TV-Mania contains images of television programs from various countries, which Boris Mikhailov photographed directly from the screen. A group of around 150 color photographs from this series, created in 2000-2002, can be seen in Arnsberg, arranged unframed to form a large-format wall installation. Around the center of two photographs with Bill Clinton and Monica Lewinsky are motifs from war reports, sex scenes, images from reality shows and sporting events.
"I try to find pictures for photography in this new media reality," says Boris Mikhailov, explaining his interest in these television images. His investigation of media images pursues an ironic comparison with image stagings within the art historical tradition. The result shows politicians in classical ruler poses or pointillistically alienated stills of musicians, thereby casually demonstrating the dominance of the image over its actual content.

1938 born in Kharkov, Ukraine, exhibits include 2000 Hasselblad Award Winner, Hasselblad Center, Gothenburg, S (E); After the Wall, Ludwig Museum Budapest/Hamburger Bahnhof, Berlin, 2001 From the 60 until now, Museum of Modern Art, New York; The Photographic Museum, Helsinki (E), 2003 Private Pleasures, Burdensome Boredom, Public Decay.

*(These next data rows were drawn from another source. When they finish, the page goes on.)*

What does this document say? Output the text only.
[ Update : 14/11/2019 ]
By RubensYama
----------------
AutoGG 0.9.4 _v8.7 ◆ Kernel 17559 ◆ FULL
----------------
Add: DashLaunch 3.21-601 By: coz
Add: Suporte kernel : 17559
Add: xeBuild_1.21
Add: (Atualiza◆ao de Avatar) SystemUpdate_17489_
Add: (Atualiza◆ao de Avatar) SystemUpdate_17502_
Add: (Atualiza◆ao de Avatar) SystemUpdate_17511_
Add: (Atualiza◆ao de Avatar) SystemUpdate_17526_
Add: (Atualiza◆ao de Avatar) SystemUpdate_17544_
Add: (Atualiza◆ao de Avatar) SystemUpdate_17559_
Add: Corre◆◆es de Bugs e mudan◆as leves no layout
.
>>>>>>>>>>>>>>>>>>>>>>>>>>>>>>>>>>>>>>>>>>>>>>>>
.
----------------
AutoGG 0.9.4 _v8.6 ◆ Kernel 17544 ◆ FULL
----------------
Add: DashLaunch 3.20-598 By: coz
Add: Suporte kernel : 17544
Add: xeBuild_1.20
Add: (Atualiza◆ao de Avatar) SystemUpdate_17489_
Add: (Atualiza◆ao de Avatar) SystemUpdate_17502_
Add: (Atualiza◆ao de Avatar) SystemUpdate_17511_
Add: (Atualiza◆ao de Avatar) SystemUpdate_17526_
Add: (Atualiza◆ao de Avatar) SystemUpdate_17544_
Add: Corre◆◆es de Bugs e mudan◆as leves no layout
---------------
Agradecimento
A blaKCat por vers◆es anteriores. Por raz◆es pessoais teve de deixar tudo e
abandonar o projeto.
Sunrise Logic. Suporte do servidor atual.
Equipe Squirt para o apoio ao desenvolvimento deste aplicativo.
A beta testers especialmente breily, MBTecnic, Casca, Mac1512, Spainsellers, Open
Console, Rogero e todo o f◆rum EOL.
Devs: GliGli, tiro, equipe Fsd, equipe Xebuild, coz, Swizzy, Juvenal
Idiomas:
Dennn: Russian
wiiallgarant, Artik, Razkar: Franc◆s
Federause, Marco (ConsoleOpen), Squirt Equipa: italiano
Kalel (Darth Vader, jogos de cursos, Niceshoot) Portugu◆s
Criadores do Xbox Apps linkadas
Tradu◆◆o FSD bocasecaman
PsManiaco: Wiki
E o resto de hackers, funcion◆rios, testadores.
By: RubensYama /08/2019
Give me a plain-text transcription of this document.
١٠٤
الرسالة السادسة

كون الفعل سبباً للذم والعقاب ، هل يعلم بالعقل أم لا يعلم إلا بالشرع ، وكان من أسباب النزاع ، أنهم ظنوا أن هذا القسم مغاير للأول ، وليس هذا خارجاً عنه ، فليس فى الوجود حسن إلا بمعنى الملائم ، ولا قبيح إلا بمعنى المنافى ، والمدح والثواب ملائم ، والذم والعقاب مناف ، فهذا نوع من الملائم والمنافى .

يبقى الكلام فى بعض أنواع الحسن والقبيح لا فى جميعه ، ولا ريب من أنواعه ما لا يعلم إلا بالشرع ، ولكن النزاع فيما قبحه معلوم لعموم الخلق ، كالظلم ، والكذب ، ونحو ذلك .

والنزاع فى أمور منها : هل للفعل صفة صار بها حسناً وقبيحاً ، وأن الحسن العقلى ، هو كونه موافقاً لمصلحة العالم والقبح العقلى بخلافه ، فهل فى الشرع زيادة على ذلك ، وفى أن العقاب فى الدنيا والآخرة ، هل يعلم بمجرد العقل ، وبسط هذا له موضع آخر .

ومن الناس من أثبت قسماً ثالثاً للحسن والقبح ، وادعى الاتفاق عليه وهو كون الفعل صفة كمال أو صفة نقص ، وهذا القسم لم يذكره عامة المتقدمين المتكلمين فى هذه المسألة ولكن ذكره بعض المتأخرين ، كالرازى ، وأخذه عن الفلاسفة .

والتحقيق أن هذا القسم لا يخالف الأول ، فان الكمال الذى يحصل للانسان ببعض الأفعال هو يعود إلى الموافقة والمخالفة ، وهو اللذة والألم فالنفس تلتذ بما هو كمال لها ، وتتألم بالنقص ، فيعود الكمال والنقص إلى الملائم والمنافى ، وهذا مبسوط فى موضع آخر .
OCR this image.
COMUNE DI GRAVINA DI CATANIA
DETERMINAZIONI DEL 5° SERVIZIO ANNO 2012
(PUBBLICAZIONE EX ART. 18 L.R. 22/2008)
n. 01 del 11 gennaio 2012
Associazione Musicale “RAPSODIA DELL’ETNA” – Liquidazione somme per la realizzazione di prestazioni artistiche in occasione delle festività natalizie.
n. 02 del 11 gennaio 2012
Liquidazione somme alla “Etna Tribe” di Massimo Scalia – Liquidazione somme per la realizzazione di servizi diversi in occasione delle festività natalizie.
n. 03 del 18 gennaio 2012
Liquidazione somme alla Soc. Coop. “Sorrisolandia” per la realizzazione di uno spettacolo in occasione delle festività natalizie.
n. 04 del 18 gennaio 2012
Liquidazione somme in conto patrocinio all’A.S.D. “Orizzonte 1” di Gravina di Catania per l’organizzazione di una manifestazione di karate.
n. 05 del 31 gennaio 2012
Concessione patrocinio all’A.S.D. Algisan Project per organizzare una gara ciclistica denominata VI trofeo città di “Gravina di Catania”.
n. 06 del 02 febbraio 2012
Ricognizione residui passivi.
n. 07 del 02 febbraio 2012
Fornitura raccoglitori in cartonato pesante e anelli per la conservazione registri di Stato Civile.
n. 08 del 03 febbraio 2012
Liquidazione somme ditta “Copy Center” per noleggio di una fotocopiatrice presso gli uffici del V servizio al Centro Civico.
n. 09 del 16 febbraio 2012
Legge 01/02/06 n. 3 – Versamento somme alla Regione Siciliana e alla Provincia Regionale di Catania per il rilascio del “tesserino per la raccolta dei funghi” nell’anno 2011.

Retrospective, Fotomuseum Winterthur (E); Frans Hals Museum, Haarlem (E), cruel + tender, Museum Ludwig, Cologne/Tate Modern, London, 2004 Soziale Kreaturen. How bodies become art, Sprengel Museum, Hanover, lives in Kharkov and Berlin


Since graduating from the Havana Superior Institute of Design in 1994, Diango Hernàndez, initially as the artist duo Ordo Amoris Cabinet, has been investigating the 'culture of the provisional' using found and reconstructed everyday objects. With this search for beauty in the imperfect, Diango Hernàndez confronts the promises of a 'better' future. In Arnsberg, he subversively and humorously presents the complex system of democracy as a sound piece composed of speeches by political leaders from different nations, who appear to be communicating with each other. Some government leaders are present in a number of signatures, some several times and with an irritating diversity that casts doubt on the authenticity of these documents. Last but not least, a simple clothes rack demands attention, with daily newspapers of various languages and colors hanging on the hangers like coats on a pole.

Born 1970 in Sancti Spiritus, Cuba, exhibited in 2000 La conjuncion de la nada, Center for the Development of the Visual Arts, Havana, 2001 Mousepads and Screensavers, ArtPace Found. for Contemporary Art, San Antonio, Texas (E), 2002 Prophets of Boom. Slg. Schürmann, Kunsthalle Baden-Baden, Cuba - With eyes of stone and water, Helsinki Art Museum, 2003 Havana Biennale, 2004 Amateur, De Vleeshal, Middelburg, NL (E); doku/fiction. Mouse on Mars - reviewed&remixed, Kunsthalle Düsseldorf, lives in Havana and Trento, Italy.